La truffa che si prospetta ai danni del nostro popolo ha inoltre un altro pericolosissimo risvolto. La nuova legge Statutaria che si propone di approvare, continua ad essere in tutto e per tutto una proposta di Statuto regionale di stampo coloniale. Infatti, come nell’attuale Statuto, la Regione Sarda si ritrova a non avere, nelle competenze previste dalla “statutaria”, alcuna autonomia in ambito di programmazione della propria economia produttiva. Il colonialismo italiano sulla nostra terra si sviluppa appunto sul controllo pressoché totale delle nostre scelte economiche, e perciò guida qualsiasi proposta di sviluppo sui suoi propri interessi. Interessi che, essendo funzionali al capitalismo italiano e pianificati perciò dalla classe politica e dalla borghesia italiana, nulla hanno né possono avere di vantaggioso per quelle che sono le necessità di sviluppo del nostro popolo. La nostra situazione di miseria deriva infatti dall’impostazione di stampo coloniale della nostra economia, perché l’Italia pretende che essa debba essere funzionale agli interessi della borghesia italiana e non dei lavoratori sardi. Il disastro dello “sviluppo industriale” attualmente in atto, così come la beffa del latte pagato a prezzo di acqua, così come le scelte energetiche finalizzate solo a dare elettricità all’Italia anziché lavoro ai Sardi, la rapina indiscriminata delle materie prime, sono solo alcune tra le più evidenti e vergognose operazioni di sopruso coloniale nei confronti del Popolo Sardo. Il principale garante giuridico di questa situazione è appunto lo Statuto autonomo sardo, il quale, essendo costruito secondo gli interessi dell’Italia, altro non è che uno Statuto coloniale. D’altra parte gli avversari dell’attuale Statuto regionale – coloro che ne propongono una nuova forma e che chiedono che i Sardi la ratifichino col referendum – non cambiano di una sola virgola la sostanza dell’attuale Statuto coloniale. Tutte le proposte di cambiamento riguardano infatti delle modifiche di assetto burocratico, ed esse non hanno altro interesse che quello di sedimentare il potere della servile classe politica sarda, garante del potere italiano sulla nostra terra. Nell’uno e nell’altro caso la sostanza, ovvero la gestione autonoma da parte dei Sardi delle proprie risorse economiche, rimane invariabilmente negata, affinché l’Italia possa continuare ancora indisturbata la sua opera di sfruttamento della nostra terra e della nostra gente.

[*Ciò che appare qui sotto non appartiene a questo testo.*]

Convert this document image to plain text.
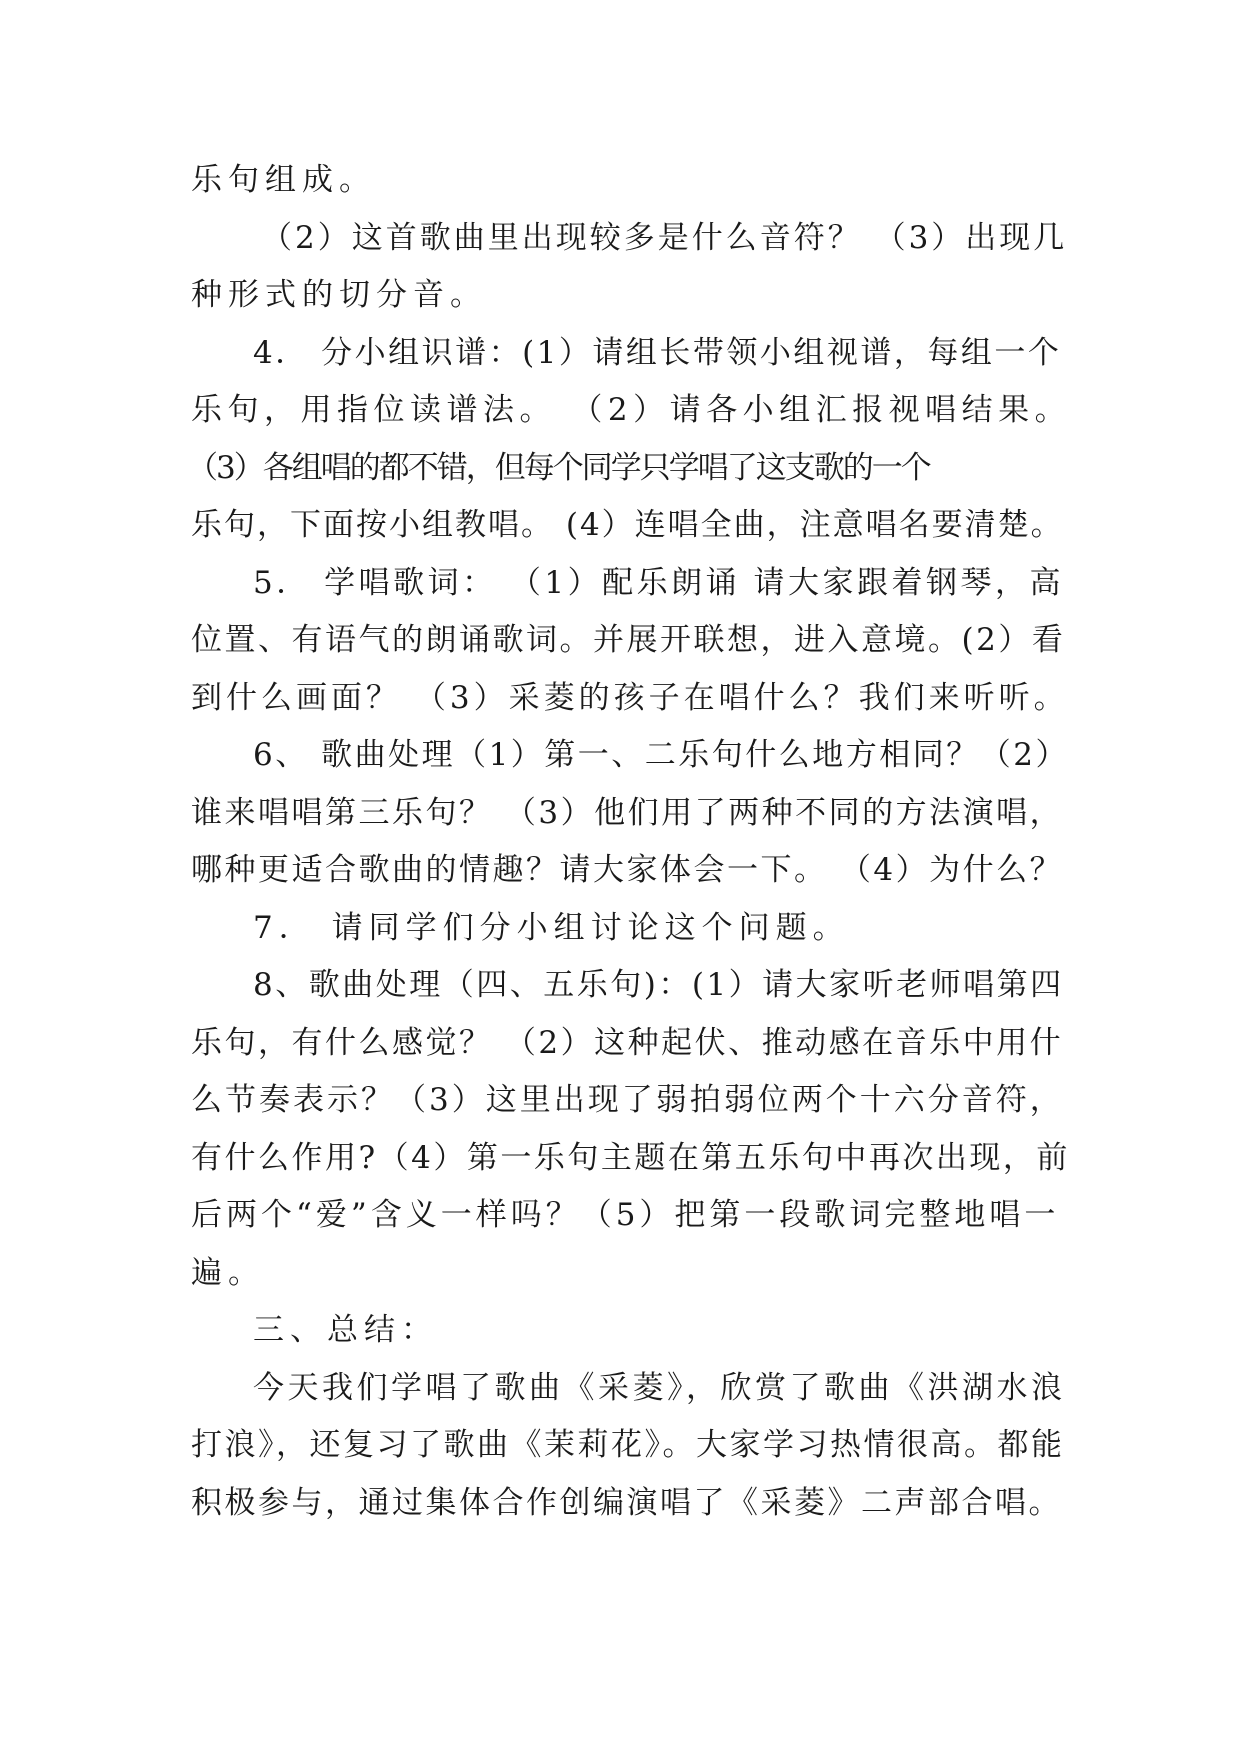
乐句组成。
（2）这首歌曲里出现较多是什么音符？ （3）出现几
种形式的切分音。
4． 分小组识谱：(1）请组长带领小组视谱，每组一个
乐句，用指位读谱法。 （2）请各小组汇报视唱结果。
（3）各组唱的都不错，但每个同学只学唱了这支歌的一个
乐句，下面按小组教唱。 (4）连唱全曲，注意唱名要清楚。
5． 学唱歌词： （1）配乐朗诵 请大家跟着钢琴，高
位置、有语气的朗诵歌词。并展开联想，进入意境。(2）看
到什么画面？ （3）采菱的孩子在唱什么？我们来听听。
6、 歌曲处理（1）第一、二乐句什么地方相同？（2）
谁来唱唱第三乐句？ （3）他们用了两种不同的方法演唱，
哪种更适合歌曲的情趣？请大家体会一下。 （4）为什么？
7． 请同学们分小组讨论这个问题。
8、歌曲处理（四、五乐句)：(1）请大家听老师唱第四
乐句，有什么感觉？ （2）这种起伏、推动感在音乐中用什
么节奏表示？（3）这里出现了弱拍弱位两个十六分音符，
有什么作用?（4）第一乐句主题在第五乐句中再次出现，前
后两个“爱”含义一样吗？（5）把第一段歌词完整地唱一
遍。
三、总结：
今天我们学唱了歌曲《采菱》，欣赏了歌曲《洪湖水浪
打浪》，还复习了歌曲《茉莉花》。大家学习热情很高。都能
积极参与，通过集体合作创编演唱了《采菱》二声部合唱。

Mentre le due fazioni di servi coloniali battibeccano per un si o per un no ad una formalità che è comunque permanenza del colonialismo, a Manca pro s’Indipendentzia, ancora una volta sta dalla parte del Popolo Lavoratore Sardo ed in totale antitesi con la classe politica italianista. Andando alla radice del problema, superando l’inganno di un si o di un no ad un referendum che, comunque sia, prevede la permanenza dello sfruttamento italiano in terra nostra, a Manca pro s’Indipendentzia chiama la parte sana del proprio popolo, quella che ogni giorno sopporta il peso del colonialismo e dello sfruttamento, a non cadere nel nuovo tranello ordito dai nemici della Nazione Sarda.
Per questo a M. p. I. propone una astensione consapevole, attiva e di massa al referendum coloniale, invita tutti i Sardi a ribellarsi all’ennesimo inganno e a difendere la propria dignità nazionale di fronte alla truffa che ancora una volta viene presentata come risoluzione dei nostri problemi.
La vera risoluzione dei nostri problemi sta solo in noi stessi e nella nostra capacità di affermare unitariamente:
ASTENSIONE CONSAPEVOLE, ATTIVA E DI MASSA
GHERRA A SU COLONIALISMU!
L’UNICA SOLUZIONE E’ L’INDIPENDENZA!